Quarto longa-metragem do cineasta Pedro Almodóvar, Maus Hábitos (Entre Tinieblas, 1983) é o primeiro dele com uma produtora por trás do projeto. Temas recorrentes em sua carreira desfilam aqui, mas o resultado pesa mais para a intenção de causar escândalo do que realizar um grande filme.
Almodóvar reúne prostitutas, religião católica, drogas, homossexualismo e música, temas presentes em sua filmografia, como sempre embalados com um visual kitsch. Na história, a cantora de boate Yolanda entrega uma droga para seu namorado Jorge, que morre após ingerí-la. Com medo de que a investigação da polícia a alcance, Yolanda se esconde num convento especializado em redimir garotas perdidas. Mas, a instituição foge dos padrões certinhos tradicionais. Há freiras drogadas, lésbicas, chantagistas, e elas carregam apelidos humilhantes, como Esterco, Víbora, Rata etc. Há até mesmo um tigre no quintal, que abre portas para interpretações simbólicas.
O que move a ação é que a Madre Geral em breve virá visitar o convento e ela pode decidir fechá-lo, já que a instituição não tem mais condições de se sustentar após o cancelamento da mesada por parte da Condessa. Seu marido morreu e era ele que se importava com o convento, por ter ajudado sua filha anos atrás. No início da parte final do filme, as freiras preparam uma festa para a Madre Superiora local, e Yolanda aceita cantar no evento.
“Mudança de Hábitos” para adultos
Como muitos perceberam, a trama se assemelha muito com a de Mudança de Hábito (Sister Act, 1992), produção americana posterior estrelada por Whoopi Goldberg. Oficialmente, não existe relação entre os dois filmes, mas muitos chamam o filme de Almodóvar como um Mudança de Hábito para adultos.

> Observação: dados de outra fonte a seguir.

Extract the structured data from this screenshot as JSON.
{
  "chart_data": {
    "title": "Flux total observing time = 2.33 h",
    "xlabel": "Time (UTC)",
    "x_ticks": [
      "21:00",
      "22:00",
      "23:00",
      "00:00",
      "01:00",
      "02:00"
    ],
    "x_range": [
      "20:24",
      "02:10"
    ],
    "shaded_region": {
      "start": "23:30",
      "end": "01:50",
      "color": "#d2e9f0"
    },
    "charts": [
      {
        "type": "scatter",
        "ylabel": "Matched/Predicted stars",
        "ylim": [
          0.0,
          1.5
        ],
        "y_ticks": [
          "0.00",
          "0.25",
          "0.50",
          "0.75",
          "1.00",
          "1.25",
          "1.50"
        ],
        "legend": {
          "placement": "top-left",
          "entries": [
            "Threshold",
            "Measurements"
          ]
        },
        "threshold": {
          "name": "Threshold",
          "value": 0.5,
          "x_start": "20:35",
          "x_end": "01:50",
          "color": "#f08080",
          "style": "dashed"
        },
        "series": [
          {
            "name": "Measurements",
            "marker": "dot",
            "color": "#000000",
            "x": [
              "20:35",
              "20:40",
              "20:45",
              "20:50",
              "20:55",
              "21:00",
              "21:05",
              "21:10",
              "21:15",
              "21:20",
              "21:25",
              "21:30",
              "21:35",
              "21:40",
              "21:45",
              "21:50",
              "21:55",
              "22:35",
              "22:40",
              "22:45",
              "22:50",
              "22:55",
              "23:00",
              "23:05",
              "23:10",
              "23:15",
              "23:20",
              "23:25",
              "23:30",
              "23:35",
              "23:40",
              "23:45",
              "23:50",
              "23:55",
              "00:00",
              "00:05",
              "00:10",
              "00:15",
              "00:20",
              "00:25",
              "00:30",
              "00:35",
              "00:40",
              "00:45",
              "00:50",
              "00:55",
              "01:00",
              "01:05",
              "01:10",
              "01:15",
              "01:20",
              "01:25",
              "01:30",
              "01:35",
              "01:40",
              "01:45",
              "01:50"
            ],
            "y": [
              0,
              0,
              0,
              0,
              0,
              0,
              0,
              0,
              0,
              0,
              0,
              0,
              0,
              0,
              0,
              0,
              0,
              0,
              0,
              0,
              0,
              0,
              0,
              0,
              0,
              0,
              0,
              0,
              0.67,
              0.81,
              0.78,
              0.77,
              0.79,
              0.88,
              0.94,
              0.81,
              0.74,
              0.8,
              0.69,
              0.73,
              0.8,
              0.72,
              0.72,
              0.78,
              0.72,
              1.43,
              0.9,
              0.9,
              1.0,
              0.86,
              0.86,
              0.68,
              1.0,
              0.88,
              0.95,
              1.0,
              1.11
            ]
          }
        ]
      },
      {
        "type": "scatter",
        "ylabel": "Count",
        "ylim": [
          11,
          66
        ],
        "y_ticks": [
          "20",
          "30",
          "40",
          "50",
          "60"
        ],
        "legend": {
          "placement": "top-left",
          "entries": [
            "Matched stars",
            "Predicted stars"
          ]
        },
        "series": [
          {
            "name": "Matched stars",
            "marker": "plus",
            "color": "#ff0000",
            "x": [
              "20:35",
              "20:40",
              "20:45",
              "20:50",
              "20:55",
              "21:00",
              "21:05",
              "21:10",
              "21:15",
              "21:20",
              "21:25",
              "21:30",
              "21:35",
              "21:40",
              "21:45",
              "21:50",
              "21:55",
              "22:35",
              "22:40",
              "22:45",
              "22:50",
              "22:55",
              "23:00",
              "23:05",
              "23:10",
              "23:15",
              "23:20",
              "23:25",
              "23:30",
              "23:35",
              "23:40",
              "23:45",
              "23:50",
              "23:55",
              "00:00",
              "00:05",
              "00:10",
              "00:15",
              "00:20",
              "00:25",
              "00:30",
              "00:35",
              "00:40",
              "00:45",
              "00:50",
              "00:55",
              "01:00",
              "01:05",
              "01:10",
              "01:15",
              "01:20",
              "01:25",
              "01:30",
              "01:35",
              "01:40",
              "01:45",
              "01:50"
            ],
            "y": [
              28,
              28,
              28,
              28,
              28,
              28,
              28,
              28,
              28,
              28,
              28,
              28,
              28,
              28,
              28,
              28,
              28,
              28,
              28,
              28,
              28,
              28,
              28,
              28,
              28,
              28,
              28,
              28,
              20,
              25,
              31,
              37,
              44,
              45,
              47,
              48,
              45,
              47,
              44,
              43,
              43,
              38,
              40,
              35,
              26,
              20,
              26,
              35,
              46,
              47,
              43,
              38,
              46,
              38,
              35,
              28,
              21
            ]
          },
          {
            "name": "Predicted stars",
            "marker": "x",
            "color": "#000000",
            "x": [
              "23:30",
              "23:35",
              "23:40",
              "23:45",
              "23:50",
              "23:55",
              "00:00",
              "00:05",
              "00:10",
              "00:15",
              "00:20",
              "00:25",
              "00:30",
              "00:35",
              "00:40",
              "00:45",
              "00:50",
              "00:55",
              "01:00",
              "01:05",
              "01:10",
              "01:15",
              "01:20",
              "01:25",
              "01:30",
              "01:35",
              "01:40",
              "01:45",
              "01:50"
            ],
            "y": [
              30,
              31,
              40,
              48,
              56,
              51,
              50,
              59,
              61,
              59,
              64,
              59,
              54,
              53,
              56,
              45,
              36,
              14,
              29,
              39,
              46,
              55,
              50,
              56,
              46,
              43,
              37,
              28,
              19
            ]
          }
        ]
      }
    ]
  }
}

Mau Hábitos, como era de se esperar de um filme de Almodóvar, não tem receio de ser provocativo. Mostra claramente a Madre Superiora se drogando e na cama com uma ex-interna redimida. Além disso, ela tenta extorquir a Condessa para receber dinheiro em troca de uma carta com informações da filha dela que morreu em uma missão religiosa na África. Se bem que outra personagem apresenta um segredo mais criativo, e igualmente escandaloso: uma das freiras, a Irmã Rata, escreve livros populares picantes com um pseudônimo. Enfim, o filme traz vários elementos afrontosos, mas não tenta arrancar risos do público. Salvo, talvez, em alguns momentos isolados, como no diálogo de Yolanda com a sobrinha da irmã Rata:
“- Você não é uma monja?”, pergunta a garota.
“- Não, sou uma puta.”, responde Yolanda.
Mas, possui momentos de bom cinema. Por exemplo, o prólogo repleto de suspense quando o namorado de Yolanda acidentalmente morre. Ou a entrada da protagonista na igreja, abrindo a porta ao fundo da igreja que permite que uma luz celestial introduza sua presença.
Por outro lado, a história não é consistente e possui pontos não bem amarrados. Por exemplo, o tigre parece mais um elemento surreal do que uma inserção simbólica importante para a trama. Além disso, entre outros senões, não entendemos o motivo de Yolanda trair a Madre e entregar a carta objeto do suborno para a Condessa. Em outras palavras, Almodóvar ainda estava em processo de lapidação.
___________________________________________
Ficha técnica:
Maus Hábitos | Entre Tinieblas | 1983 | 114 min | Espanha | Direção e roteiro: Pedro Almodóvar | Elenco: Cristina Sánchez Pascual, Marisa Paredes, Mary Carrillo, Carmen Maura, Lina Canalejas, Manuel Zarzo, Chus Lampreave, Laura Cepeda, Marisa Tejada, Eva Silva, Cecilia Roth, Will More.